MAR 24 - Hanging around with a polar bear tied up with 7mm cord
Just finished 6 days snowcat supported ski touring in the Western side of the Monashees, north of the Trans Canada Highway. As I am sure everyone on the planet has heard, conditions are still tricky there and triggering large avalanches on surface hoar down approximately 1 meter is still a grave concern.
Conditions seem slightly better in this neighbourhood than elsewhere in the Columbias. LOTS of observations of the snowpack have kept us comfortable skiing on some moderately steep south facing terrain where we know there are some sun crusts up to 8 cms thick above the surface hoar layers. We are only skiing this terrain one at a time after cold clear nights and before the full heat of the day and the sun is on them.

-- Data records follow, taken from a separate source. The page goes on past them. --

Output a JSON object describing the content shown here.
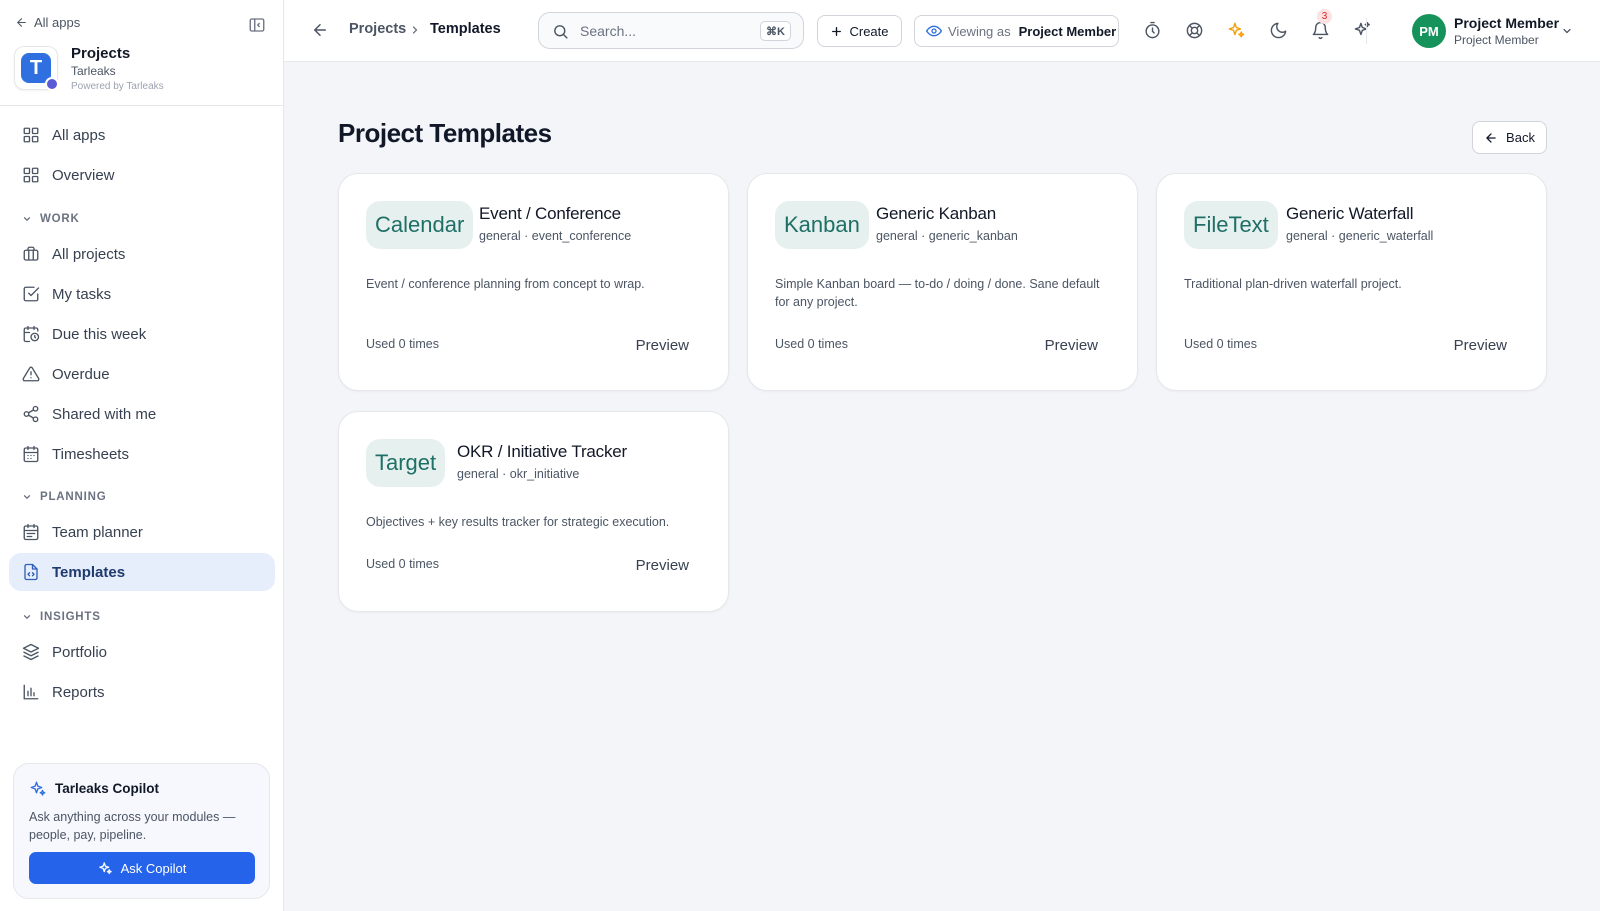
{
  "sidebar": {
    "back_label": "All apps",
    "app": {
      "name": "Projects",
      "org": "Tarleaks",
      "powered": "Powered by Tarleaks",
      "logo_letter": "T"
    },
    "top_items": [
      {
        "label": "All apps",
        "icon": "grid-icon"
      },
      {
        "label": "Overview",
        "icon": "grid-icon"
      }
    ],
    "sections": [
      {
        "title": "WORK",
        "items": [
          {
            "label": "All projects",
            "icon": "briefcase-icon"
          },
          {
            "label": "My tasks",
            "icon": "checkbox-icon"
          },
          {
            "label": "Due this week",
            "icon": "calendar-clock-icon"
          },
          {
            "label": "Overdue",
            "icon": "warning-icon"
          },
          {
            "label": "Shared with me",
            "icon": "share-icon"
          },
          {
            "label": "Timesheets",
            "icon": "calendar-icon"
          }
        ]
      },
      {
        "title": "PLANNING",
        "items": [
          {
            "label": "Team planner",
            "icon": "calendar-grid-icon"
          },
          {
            "label": "Templates",
            "icon": "file-template-icon",
            "active": true
          }
        ]
      },
      {
        "title": "INSIGHTS",
        "items": [
          {
            "label": "Portfolio",
            "icon": "layers-icon"
          },
          {
            "label": "Reports",
            "icon": "bar-chart-icon"
          }
        ]
      }
    ],
    "copilot": {
      "title": "Tarleaks Copilot",
      "description": "Ask anything across your modules — people, pay, pipeline.",
      "button": "Ask Copilot"
    }
  },
  "topbar": {
    "breadcrumb": [
      "Projects",
      "Templates"
    ],
    "search": {
      "placeholder": "Search...",
      "shortcut": "⌘K"
    },
    "create_label": "Create",
    "viewing_prefix": "Viewing as",
    "viewing_role": "Project Member",
    "notifications_count": "3",
    "user": {
      "initials": "PM",
      "name": "Project Member",
      "role": "Project Member"
    }
  },
  "main": {
    "title": "Project Templates",
    "back_label": "Back",
    "cards": [
      {
        "icon": "Calendar",
        "title": "Event / Conference",
        "subtitle": "general · event_conference",
        "description": "Event / conference planning from concept to wrap.",
        "used": "Used 0 times",
        "action": "Preview"
      },
      {
        "icon": "Kanban",
        "title": "Generic Kanban",
        "subtitle": "general · generic_kanban",
        "description": "Simple Kanban board — to-do / doing / done. Sane default for any project.",
        "used": "Used 0 times",
        "action": "Preview"
      },
      {
        "icon": "FileText",
        "title": "Generic Waterfall",
        "subtitle": "general · generic_waterfall",
        "description": "Traditional plan-driven waterfall project.",
        "used": "Used 0 times",
        "action": "Preview"
      },
      {
        "icon": "Target",
        "title": "OKR / Initiative Tracker",
        "subtitle": "general · okr_initiative",
        "description": "Objectives + key results tracker for strategic execution.",
        "used": "Used 0 times",
        "action": "Preview"
      }
    ]
  },
  "colors": {
    "accent": "#2563eb",
    "active_nav_bg": "#e6eefb",
    "chip_bg": "#e6f1ef",
    "chip_text": "#1f6f66",
    "avatar_bg": "#16935b",
    "sparkle": "#f59e0b"
  }
}
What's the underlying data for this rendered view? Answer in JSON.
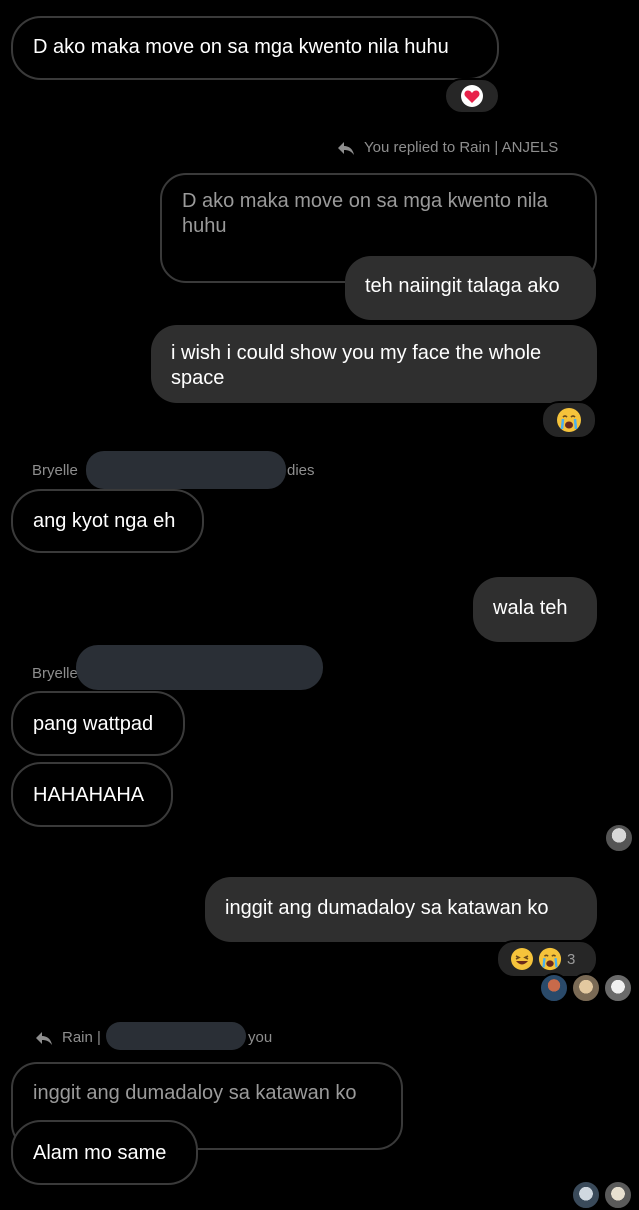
{
  "messages": {
    "m1": "D ako maka move on sa mga kwento nila huhu",
    "reply_header": "You replied to Rain | ANJELS",
    "quoted1": "D ako maka move on sa mga kwento nila huhu",
    "m2": "teh naiingit talaga ako",
    "m3": "i wish i could show you my face the whole space",
    "sender1_name": "Bryelle",
    "sender1_suffix": "dies",
    "m4": "ang kyot nga eh",
    "m5": "wala teh",
    "sender2_name": "Bryelle",
    "m6": "pang wattpad",
    "m7": "HAHAHAHA",
    "m8": "inggit ang dumadaloy sa katawan ko",
    "reaction_count": "3",
    "reply2_prefix": "Rain |",
    "reply2_suffix": "you",
    "quoted2": "inggit ang dumadaloy sa katawan ko",
    "m9": "Alam mo same"
  },
  "reactions": {
    "r1": "heart-emoji",
    "r2": "crying-emoji",
    "r3": [
      "laughing-emoji",
      "crying-emoji"
    ]
  },
  "colors": {
    "background": "#000000",
    "my_bubble": "#2f2f2f",
    "outline": "#3a3a3a",
    "meta_text": "#8e8e8e"
  }
}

This may change if the forecast for snow is correct.
North and east facing terrain still has us spooked, especially during the recent warm spells. The weak layers are still there above 1400m but in all our observations are buried by a sufficiently strong and widespread slab. That is why we have stopped getting whumphs and cracking. This only means that the slab is harder to trigger but the consequences remain catastrophic. On these aspects in our neighbourhood, the alpine is generally less of a concern than treeline. I believe I have never so consistently and continuously used safety measures to spread out my load on the terrain.
It is a bit like hanging around with a polar bear tied up with 7mm cord. You want to see it cut loose from far away and it is definitely uncool to poke at it.
Having said all this we have been having some excellent skiing and been cautiously exploring some big new terrain on the cold days and pulling in on the reins during the warmth.